Posted on 12-Sep-09 at 10:17 pm | Permalink
WD
wrote:
I personally appreciate the ease of use in cloud web2.0 applications. But I can see its black use and general open problems to data control. I assume when signing up to any intranet to be very careful about the amount of personal data that is published on the internet. I cant imagine anyone using payment processing on their website and would suggest using a payment gateway like google that has a team of people protecting it 24/7
Posted on 16-Sep-09 at 7:10 am | Permalink
Bloggers Payback
wrote:
Loved this. The only ironic thing is that the chances are very high that this post itself has been bookmarked somewhere, creating a cloud presence for yourself. There’s really no escaping it anymore, seeing as how you are out of control of who links to you etc. For the personal details you are still pretty safe, as long as you don’t go spreading it yourself everywhere. But as far as your web presence goes it’s pretty much engulfed in the cloud from the moment you make your first post.
Posted on 27-Sep-09 at 2:02 am | Permalink
ASCII by Jason Scott / Oh Boy, The Cloud wrote:
[...] FUCK THE CLOUD 111 comment(s) [...]
Posted on 05-Oct-09 at 3:19 pm | Permalink
ASCII by Jason Scott / Outlook is Cloudy wrote:
[...] FUCK THE CLOUD 112 comment(s) [...]
Posted on 11-Oct-09 at 10:17 pm | Permalink
Bits und so #169 (Dangerwolke) | Bits und so wrote:
[...] Sidekick verliert alle seine Daten Cloud Probleme Doch ein Backup gefunden? Ja. Immer wieder lesenswert: FUCK THE CLOUD [...]

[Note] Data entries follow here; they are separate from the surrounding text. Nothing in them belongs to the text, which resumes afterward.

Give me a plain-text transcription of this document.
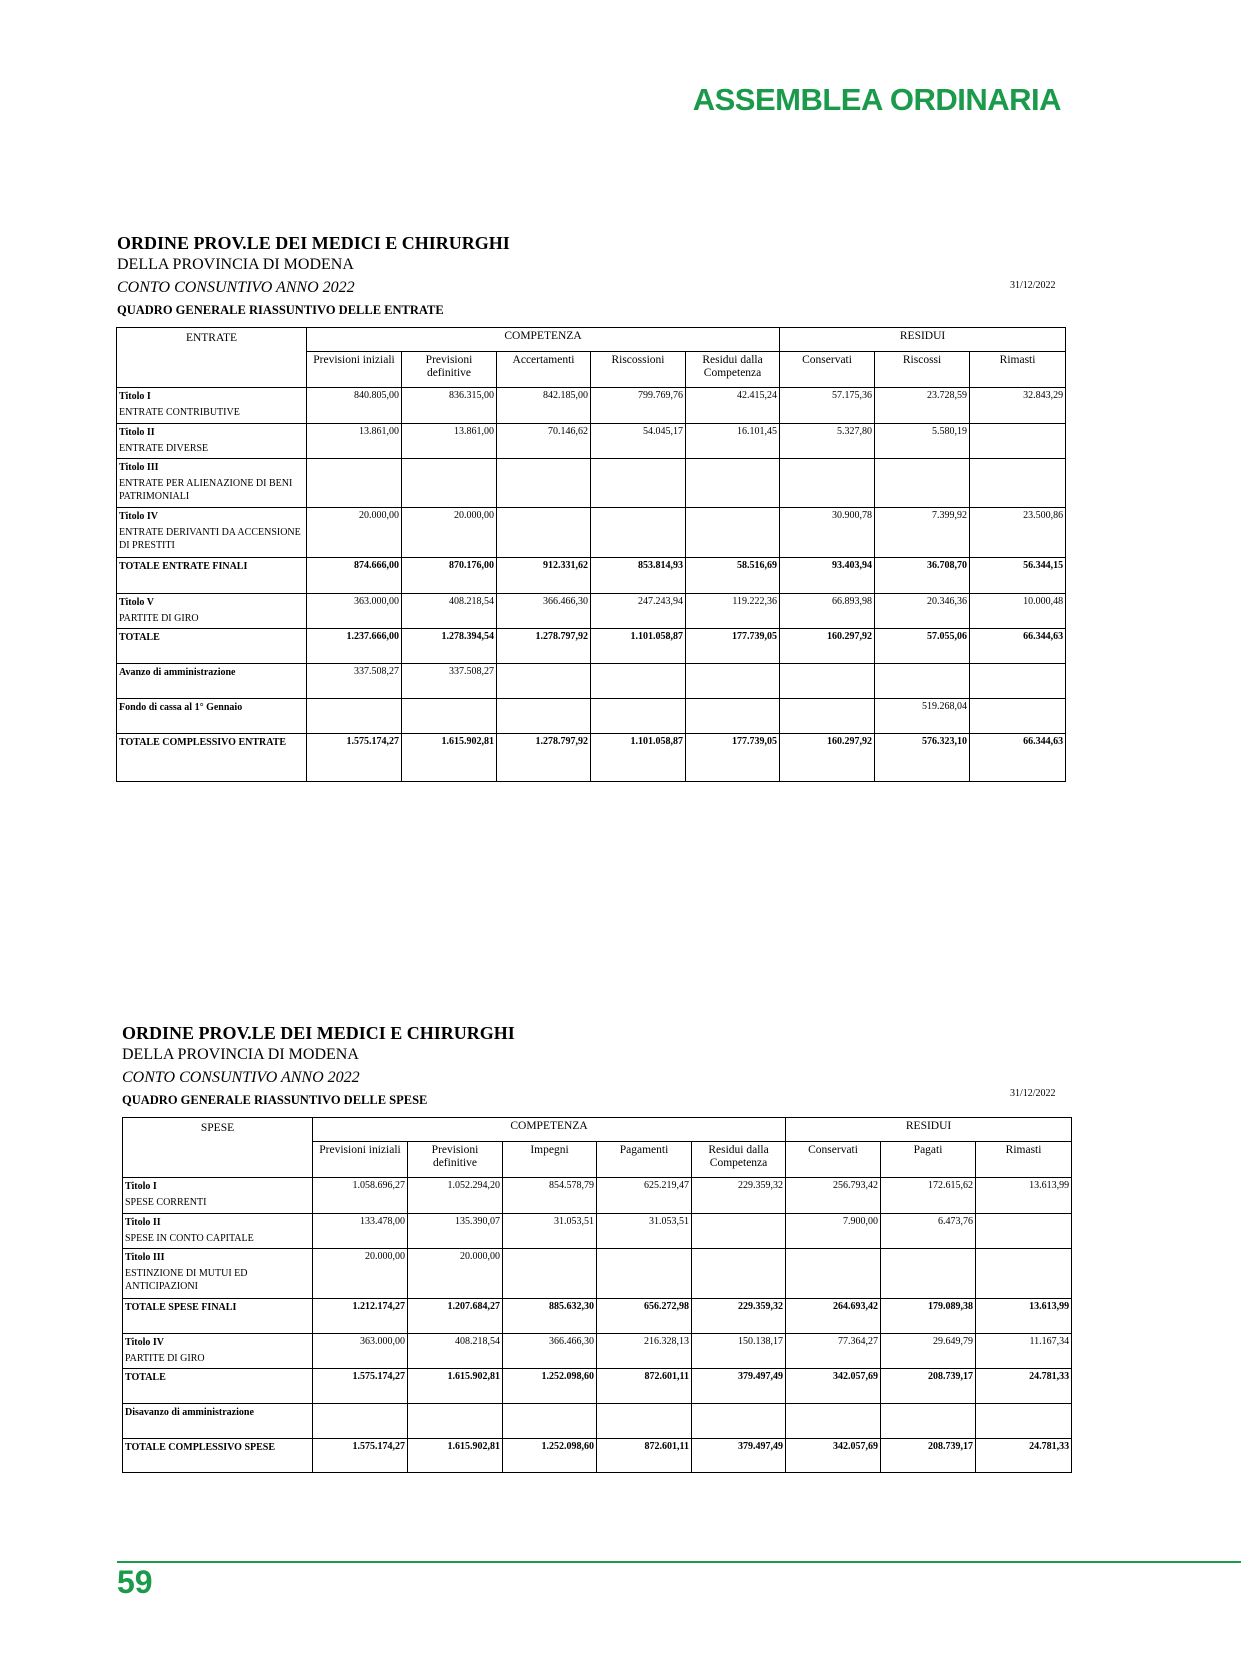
ASSEMBLEA ORDINARIA
ORDINE PROV.LE DEI MEDICI E CHIRURGHI
DELLA PROVINCIA DI MODENA
CONTO CONSUNTIVO ANNO 2022
QUADRO GENERALE RIASSUNTIVO DELLE ENTRATE
31/12/2022
ENTRATE	COMPETENZA					RESIDUI		
	Previsioni iniziali	Previsioni definitive	Accertamenti	Riscossioni	Residui dalla Competenza	Conservati	Riscossi	Rimasti

Titolo I
ENTRATE CONTRIBUTIVE	840.805,00	836.315,00	842.185,00	799.769,76	42.415,24	57.175,36	23.728,59	32.843,29

Titolo II
ENTRATE DIVERSE	13.861,00	13.861,00	70.146,62	54.045,17	16.101,45	5.327,80	5.580,19	

Titolo III
ENTRATE PER ALIENAZIONE DI BENI PATRIMONIALI								

Titolo IV
ENTRATE DERIVANTI DA ACCENSIONE DI PRESTITI	20.000,00	20.000,00				30.900,78	7.399,92	23.500,86

TOTALE ENTRATE FINALI	874.666,00	870.176,00	912.331,62	853.814,93	58.516,69	93.403,94	36.708,70	56.344,15

Titolo V
PARTITE DI GIRO	363.000,00	408.218,54	366.466,30	247.243,94	119.222,36	66.893,98	20.346,36	10.000,48

TOTALE	1.237.666,00	1.278.394,54	1.278.797,92	1.101.058,87	177.739,05	160.297,92	57.055,06	66.344,63

Avanzo di amministrazione	337.508,27	337.508,27						

Fondo di cassa al 1° Gennaio							519.268,04	

TOTALE COMPLESSIVO ENTRATE	1.575.174,27	1.615.902,81	1.278.797,92	1.101.058,87	177.739,05	160.297,92	576.323,10	66.344,63
ORDINE PROV.LE DEI MEDICI E CHIRURGHI
DELLA PROVINCIA DI MODENA
CONTO CONSUNTIVO ANNO 2022
QUADRO GENERALE RIASSUNTIVO DELLE SPESE	31/12/2022
SPESE	COMPETENZA					RESIDUI		
	Previsioni iniziali	Previsioni definitive	Impegni	Pagamenti	Residui dalla Competenza	Conservati	Pagati	Rimasti

Titolo I
SPESE CORRENTI	1.058.696,27	1.052.294,20	854.578,79	625.219,47	229.359,32	256.793,42	172.615,62	13.613,99

Titolo II
SPESE IN CONTO CAPITALE	133.478,00	135.390,07	31.053,51	31.053,51		7.900,00	6.473,76	

Titolo III
ESTINZIONE DI MUTUI ED ANTICIPAZIONI	20.000,00	20.000,00						

TOTALE SPESE FINALI	1.212.174,27	1.207.684,27	885.632,30	656.272,98	229.359,32	264.693,42	179.089,38	13.613,99

Titolo IV
PARTITE DI GIRO	363.000,00	408.218,54	366.466,30	216.328,13	150.138,17	77.364,27	29.649,79	11.167,34

TOTALE	1.575.174,27	1.615.902,81	1.252.098,60	872.601,11	379.497,49	342.057,69	208.739,17	24.781,33

Disavanzo di amministrazione								

TOTALE COMPLESSIVO SPESE	1.575.174,27	1.615.902,81	1.252.098,60	872.601,11	379.497,49	342.057,69	208.739,17	24.781,33
59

Posted on 17-Oct-09 at 6:36 am | Permalink
Data Without Borders Episode 5: Check those Terms! :: Data Without Borders wrote:
[...] Archive Team Statement [...]
Posted on 19-Oct-09 at 2:37 am | Permalink
çöp adam oyunları
wrote:
Frank, you have absolutley no fucking idea what cloud computing is
Posted on 19-Oct-09 at 4:13 am | Permalink
hosting, small and largeBuilti « Netcultures wrote:
[...] Not so much. There’s a key buzzword here that you can take home: cloud computing. Like most buzzwords involved in this course, it’s being used to sell so much stuff that there is no longer any real fixed definition left… but the gist of it is that it marks the new wave of web hosting and web services which de-emphasise the role of your particular piece of hardware somewhere, and concentrate on getting your stuff out there. I like Jason Scott’s definition: [...]

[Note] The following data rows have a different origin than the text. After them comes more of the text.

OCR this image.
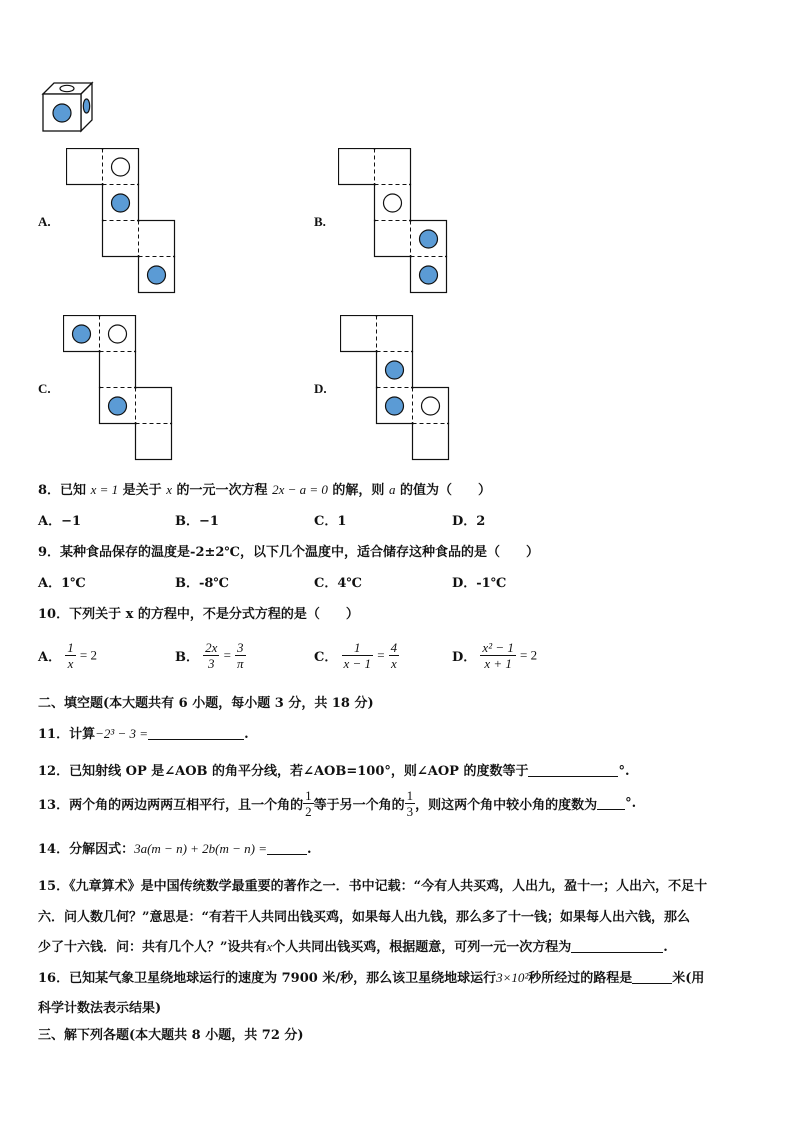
A.	B.
C.	D.
8．已知 x = 1 是关于 x 的一元一次方程 2x − a = 0 的解，则 a 的值为（　　）
A．−1	B．−1	C．1	D．2
9．某种食品保存的温度是-2±2℃，以下几个温度中，适合储存这种食品的是（　　）
A．1℃	B．-8℃	C．4℃	D．-1℃
10．下列关于 x 的方程中，不是分式方程的是（　　）
A． $\frac{1}{x} = 2$	B． $\frac{2x}{3} = \frac{3}{\pi}$	C． $\frac{1}{x - 1} = \frac{4}{x}$	D． $\frac{\text{x² − 1}}{x + 1} = 2$
二、填空题(本大题共有 6 小题，每小题 3 分，共 18 分)
11．计算−2³ − 3 =	.
12．已知射线 OP 是∠AOB 的角平分线，若∠AOB=100°，则∠AOP 的度数等于	°.
13．两个角的两边两两互相平行，且一个角的 $\frac{1}{2}$ 等于另一个角的 $\frac{1}{3}$ ，则这两个角中较小角的度数为 °.
14．分解因式：3a(m − n) + 2b(m − n) =	.
15．《九章算术》是中国传统数学最重要的著作之一．书中记载：“今有人共买鸡，人出九，盈十一；人出六，不足十
六．问人数几何？”意思是：“有若干人共同出钱买鸡，如果每人出九钱，那么多了十一钱；如果每人出六钱，那么
少了十六钱．问：共有几个人？”设共有x个人共同出钱买鸡，根据题意，可列一元一次方程为	.
16．已知某气象卫星绕地球运行的速度为 7900 米/秒，那么该卫星绕地球运行3×10²秒所经过的路程是	米(用
科学计数法表示结果)
三、解下列各题(本大题共 8 小题，共 72 分)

Posted on 21-Oct-09 at 9:19 pm | Permalink
hostgator
wrote:
F*ck the Cloud – Jason Scott’s brilliant (and profanity-strewn) rant about cloud computing and the things people throw away without…
Posted on 25-Oct-09 at 4:17 am | Permalink
oyunlar
wrote:
The protocols and methodology are not truly open and there is a very high level of complexity underlying products that should be as simple as possible.

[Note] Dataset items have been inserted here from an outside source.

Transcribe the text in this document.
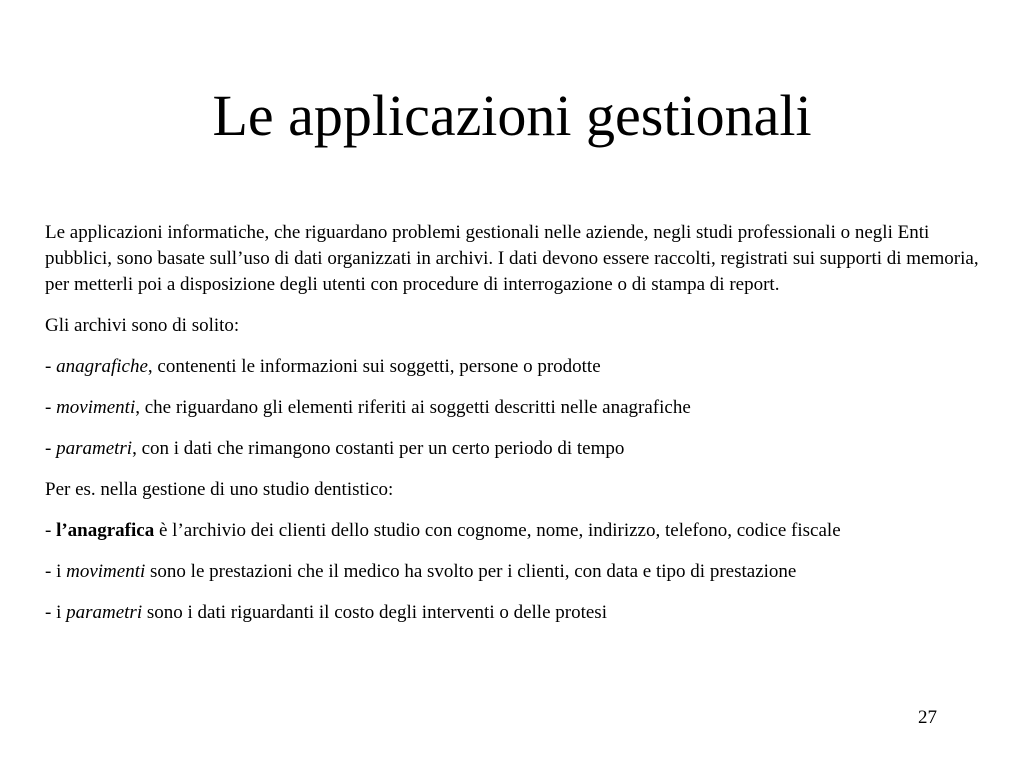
Le applicazioni gestionali

Le applicazioni informatiche, che riguardano problemi gestionali nelle aziende, negli studi professionali o negli Enti pubblici, sono basate sull’uso di dati organizzati in archivi. I dati devono essere raccolti, registrati sui supporti di memoria, per metterli poi a disposizione degli utenti con procedure di interrogazione o di stampa di report.

Gli archivi sono di solito:

- anagrafiche, contenenti le informazioni sui soggetti, persone o prodotte

- movimenti, che riguardano gli elementi riferiti ai soggetti descritti nelle anagrafiche

- parametri, con i dati che rimangono costanti per un certo periodo di tempo

Per es. nella gestione di uno studio dentistico:

- l’anagrafica è l’archivio dei clienti dello studio con cognome, nome, indirizzo, telefono, codice fiscale

- i movimenti sono le prestazioni che il medico ha svolto per i clienti, con data e tipo di prestazione

- i parametri sono i dati riguardanti il costo degli interventi o delle protesi

27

Posted on 04-Nov-09 at 6:47 pm | Permalink
Mike
wrote:
I love the green font, reminds me of the terminals in university back in the 80’s.
Posted on 16-Nov-09 at 1:32 pm | Permalink
Kuro
wrote:
The main reason that I’m anti-Cloud is that it seems to generate idiocy. With the Cloud, you haven’t got control over very much. It’s a pre-constructed world. As a result, users at bottom level don’t learn how to do anything. They don’t even know that they need more than 256MB on their computer because- wait, look, they have 300TB storage in the Cloud.
As epic as it first seemed to even me, the Cloud is riddled with security holes. The internet (or at least the HTTP protocol) is, in itself, not private. Sure, you’ve got it chmodded (or maybe you pressed the large, shiny-looking Mine Only button), but anyone who gets your account (and most times this is as simple as guessing one badly-constructed password) can get in, from anywhere. With local storage, it’s near impossible to grab your files from another machine, unless you have the common sense of a drugged-up amoeba.